At the expense of losing its commercial haulers, the Connecticut Resources Recovery Authority Board of Directors unanimously approved a steep increase in its tipping fees Thursday for members of its Mid-Connecticut Project.
After two-hours of discussion and a last ditch effort by one of its board members to cut the tip fee to $72 per ton, the trash authority’s board approved a $76 per ton tipping fee for its 70-member towns. The fee is jumping as much as 25 percent for some member towns.
Board member James Francis of West Hartford attributed most of the increase to costs associated with closure of the Hartford Landfill. “If we had not had this issue, our tip fee would have remained the same,” he said.
It will cost the trash authority $8.7 million in 2009 to begin closing the Hartford Landfill, which is the only publicly-owned ash landfill in the state. Over the next three years closure costs will reach about $27 million, CRRA Finance Director James Bolduc said Thursday.
However, if the state Bond Commission releases the $13 million the legislature has approved for the landfill’s closure, the fiscal picture may perk up a little for the agency everyone loves to hate.
CRRA President Thomas Kirk said the agency informed its member towns that there would be significant costs associated with closing the Hartford Landfill, but apparently some local officials haven’t been paying close attention and may be surprised at the closure’s steep pricetag. Apparently only a handful of member town officials have been attending the trash authority’s annual breakfasts, at which local officials get to provide feedback on things like rising tip fees. The next breakfast is scheduled for 7:30 a.m., Wednesday, Feb. 27, at the Rocky Hill Marriott.
Shelton Mayor Mark Lauretti, who also is a trash authority board member, said Thursday that if the towns think the fee increase is out of line, then they are welcome “to come sit with us and do the math.” Since July 1, the tip fees have ranged between $60 and $69 per ton based on a direct order from a judge, board member Ray O’Brien said.
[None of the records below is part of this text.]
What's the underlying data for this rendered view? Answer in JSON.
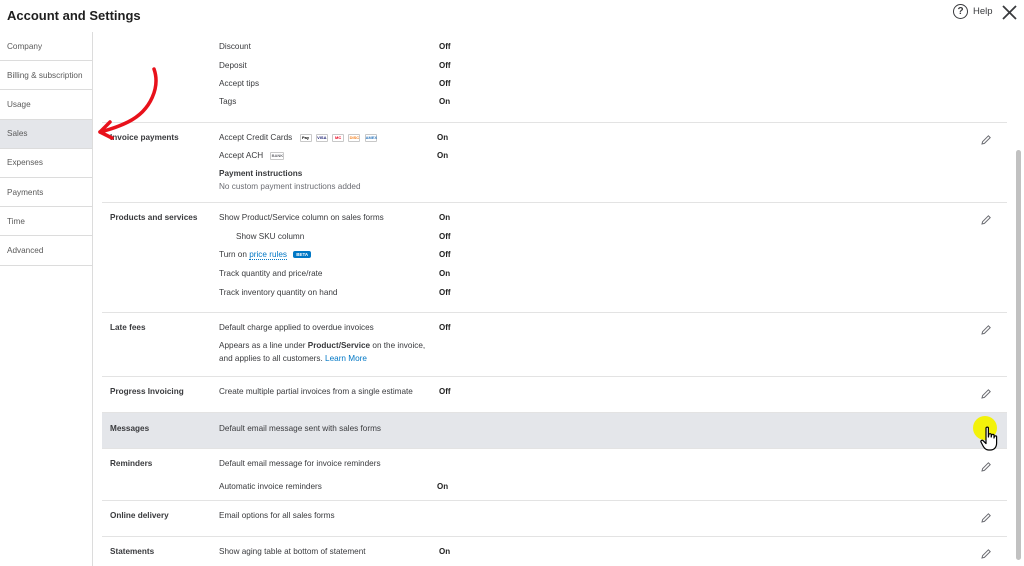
{
  "header": {
    "title": "Account and Settings",
    "help_icon_glyph": "?",
    "help_label": "Help",
    "close_icon": "close-icon"
  },
  "sidebar": {
    "items": [
      {
        "label": "Company"
      },
      {
        "label": "Billing & subscription"
      },
      {
        "label": "Usage"
      },
      {
        "label": "Sales",
        "active": true
      },
      {
        "label": "Expenses"
      },
      {
        "label": "Payments"
      },
      {
        "label": "Time"
      },
      {
        "label": "Advanced"
      }
    ]
  },
  "sections": {
    "top": {
      "discount": {
        "label": "Discount",
        "value": "Off"
      },
      "deposit": {
        "label": "Deposit",
        "value": "Off"
      },
      "tips": {
        "label": "Accept tips",
        "value": "Off"
      },
      "tags": {
        "label": "Tags",
        "value": "On"
      }
    },
    "invoice_payments": {
      "title": "Invoice payments",
      "credit_cards": {
        "label": "Accept Credit Cards",
        "value": "On"
      },
      "card_icons": [
        "Pay",
        "VISA",
        "MC",
        "DISC",
        "AMEX"
      ],
      "ach": {
        "label": "Accept ACH",
        "bank_icon": "BANK",
        "value": "On"
      },
      "instructions_title": "Payment instructions",
      "instructions_text": "No custom payment instructions added"
    },
    "products": {
      "title": "Products and services",
      "show_column": {
        "label": "Show Product/Service column on sales forms",
        "value": "On"
      },
      "sku": {
        "label": "Show SKU column",
        "value": "Off"
      },
      "price_rules": {
        "prefix": "Turn on",
        "link": "price rules",
        "badge": "BETA",
        "value": "Off"
      },
      "track_qty": {
        "label": "Track quantity and price/rate",
        "value": "On"
      },
      "track_inv": {
        "label": "Track inventory quantity on hand",
        "value": "Off"
      }
    },
    "late_fees": {
      "title": "Late fees",
      "default_charge": {
        "label": "Default charge applied to overdue invoices",
        "value": "Off"
      },
      "desc_1a": "Appears as a line under ",
      "desc_1b": "Product/Service",
      "desc_1c": " on the invoice,",
      "desc_2": "and applies to all customers.",
      "learn_more": "Learn More"
    },
    "progress": {
      "title": "Progress Invoicing",
      "create": {
        "label": "Create multiple partial invoices from a single estimate",
        "value": "Off"
      }
    },
    "messages": {
      "title": "Messages",
      "default_email": "Default email message sent with sales forms"
    },
    "reminders": {
      "title": "Reminders",
      "default_email": "Default email message for invoice reminders",
      "automatic": {
        "label": "Automatic invoice reminders",
        "value": "On"
      }
    },
    "online_delivery": {
      "title": "Online delivery",
      "email_options": "Email options for all sales forms"
    },
    "statements": {
      "title": "Statements",
      "aging": {
        "label": "Show aging table at bottom of statement",
        "value": "On"
      }
    }
  },
  "colors": {
    "accent": "#0077c5",
    "highlight_row": "#e4e6ea",
    "annotation_arrow": "#e8111b",
    "cursor_halo": "#f3f20a"
  },
  "icons": {
    "edit": "pencil-icon",
    "help": "help-circle-icon",
    "close": "close-icon",
    "cursor": "hand-pointer-icon"
  }
}
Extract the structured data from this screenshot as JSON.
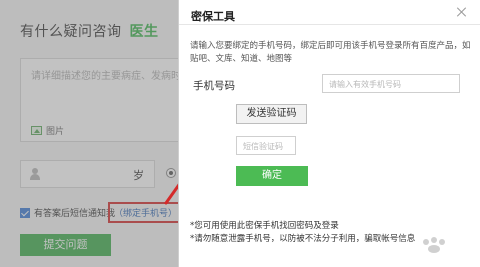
{
  "background_page": {
    "title_prefix": "有什么疑问咨询",
    "title_accent": "医生",
    "textarea_placeholder": "请详细描述您的主要病症、发病时间",
    "image_label": "图片",
    "age_unit": "岁",
    "sms_notify_label": "有答案后短信通知我",
    "bind_phone_link": "（绑定手机号）",
    "submit_label": "提交问题"
  },
  "modal": {
    "title": "密保工具",
    "description": "请输入您要绑定的手机号码，绑定后即可用该手机号登录所有百度产品，如贴吧、文库、知道、地图等",
    "phone_label": "手机号码",
    "phone_placeholder": "请输入有效手机号码",
    "send_code_label": "发送验证码",
    "code_placeholder": "短信验证码",
    "confirm_label": "确定",
    "footnote_line1": "*您可用使用此密保手机找回密码及登录",
    "footnote_line2": "*请勿随意泄露手机号，以防被不法分子利用，骗取帐号信息"
  },
  "colors": {
    "accent_green": "#3dae4b",
    "annotation_red": "#d42a2a",
    "link_blue": "#2d64b3"
  },
  "icons": {
    "close": "close-icon",
    "person": "person-icon",
    "image": "image-icon",
    "checkbox": "checkbox-checked-icon"
  }
}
“A judge decided who would pay what” while the authority was under two separate gag orders, he said.
O’Brien was referring to the December 2007 decision in which a judge required the authority to refund some $36 million to its member towns after a venom-filled legal fight over the disappearance of its $220 million investment in Enron Corp. (The authority was eventually able to recover $152 million through both litigation and the sale of its Enron bankruptcy claim to Deutsche Bank).
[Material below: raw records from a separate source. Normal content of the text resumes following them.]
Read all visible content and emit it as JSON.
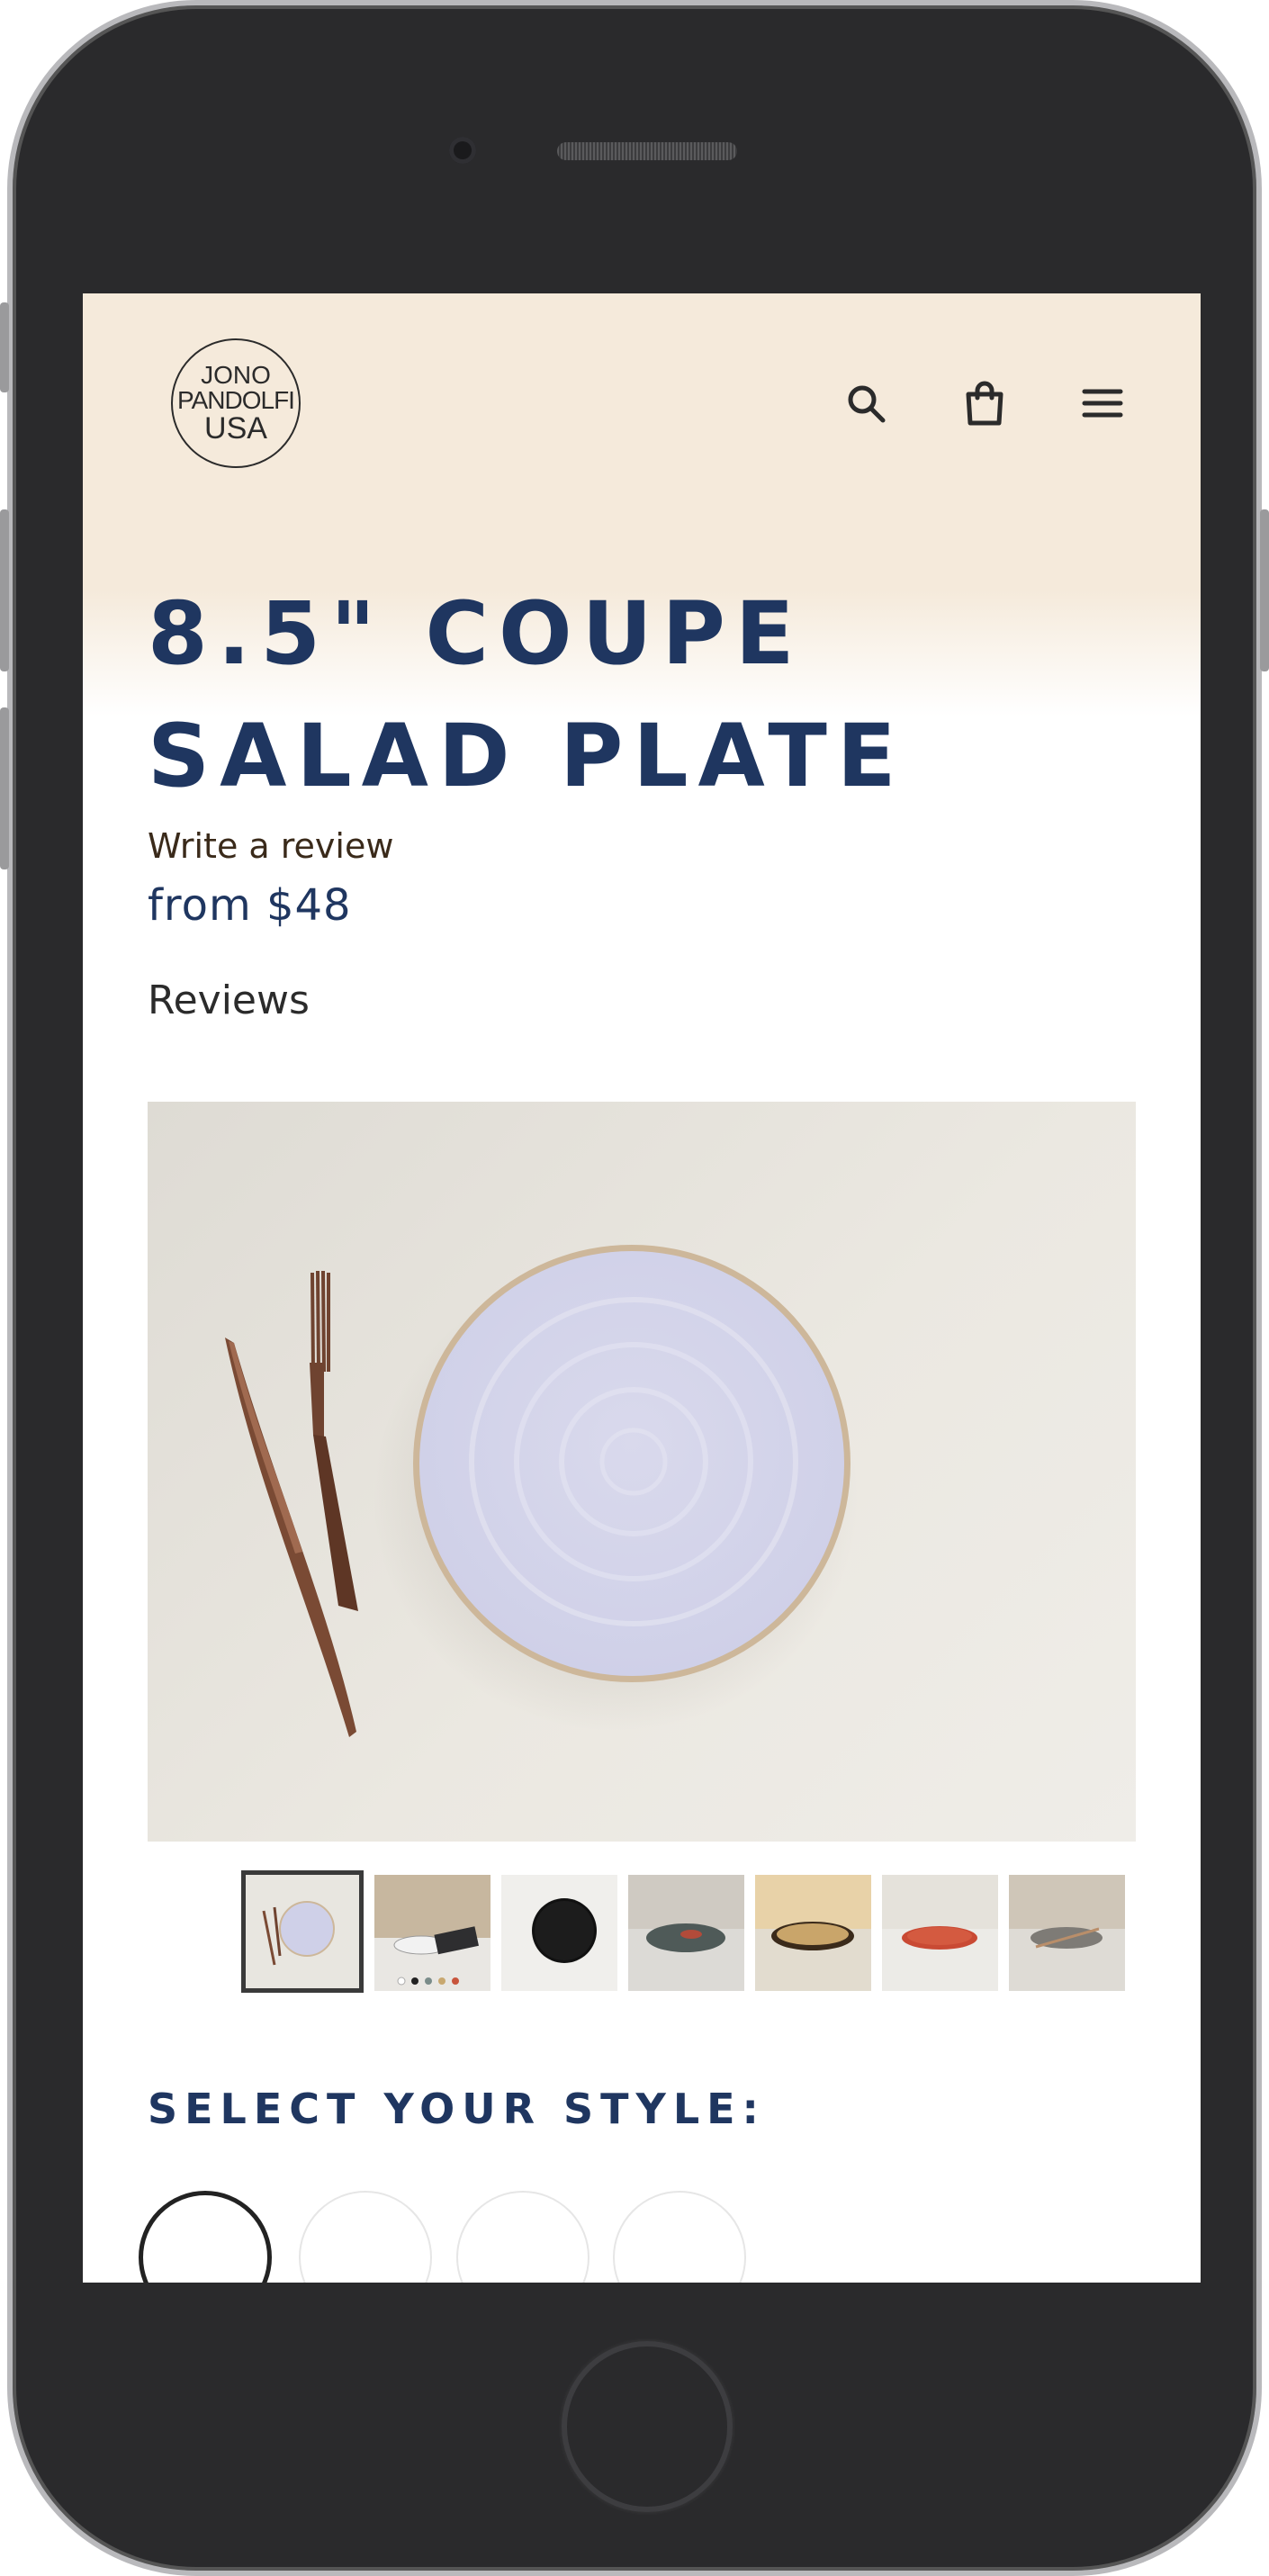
{
  "header": {
    "logo": {
      "line1": "JONO",
      "line2": "PANDOLFI",
      "line3": "USA"
    },
    "icons": [
      "search-icon",
      "bag-icon",
      "menu-icon"
    ]
  },
  "product": {
    "title": "8.5\" Coupe Salad Plate",
    "write_review": "Write a review",
    "price": "from $48",
    "reviews_label": "Reviews"
  },
  "gallery": {
    "thumbnail_count": 7,
    "active_index": 0
  },
  "style_selector": {
    "label": "Select your style:",
    "option_count": 4,
    "selected_index": 0
  },
  "colors": {
    "navy": "#1f3660",
    "header_bg": "#f5eadb",
    "device": "#2a2a2c"
  }
}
Meanwhile, Waterbury Judge Dennis G. Eveleigh awarded the towns $27 million, while the attorneys representing the towns received $9 million. The latter sum is being held in escrow pending appeal.
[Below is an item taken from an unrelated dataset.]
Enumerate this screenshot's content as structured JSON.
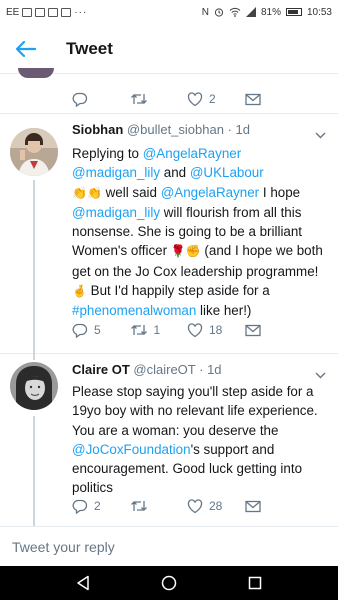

West Hartford Mayor Scott Slifka said he plans to set aside his anger over the Enron litigation to join the rest of the member towns as they take a step back to look at the authority’s proposed budget before they decide to go back to court.
Slifka said there are two issues the towns will examine.
First, they’ll look at whether the proposed budget meets the “net costs of operation” as defined in the trash authority’s contracts. Slifka said that the authority sometimes keeps more money in reserve than is necessary, and the towns will be looking at how much is adequate.
Based on the authority’s budget handouts, it looks like the it has about $12 million in reserve to close the Hartford landfill – far less than the $115 million it said it will need over the next five years.
The second issue, Slifka said, is whether there are any Enron-related costs in the rising tipping fee.
Anticipating that this may have been an issue before Thursday’s vote to set the fee, James Francis, the West Hartford board member, asked James Bolduc, the authority’s finance director, if any Enron related expenses were included in the tipping fee.
“In terms of the tip fee, there are no Enron related reserves on the balance sheet,” Mr. Bolduc replied.
Mr. Kirk said the $76 per ton tipping fee is what the trash authority must charge to meet its net costs. He said if the authority didn’t have to pay the towns the court-ordered $36 million settlement, tip fees would have dropped from $69 to $66 per ton. He said the $36 million represents about $10 per ton.
“Towns can choose to use the settlement to offset tip fees,” CRRA Chairman Michael Pace said.
Waterbury Mayor Mike Jarjura, who also is a CRRA board member, said his city has already spent its settlement money. For Waterbury’s sake, maybe he was only joking.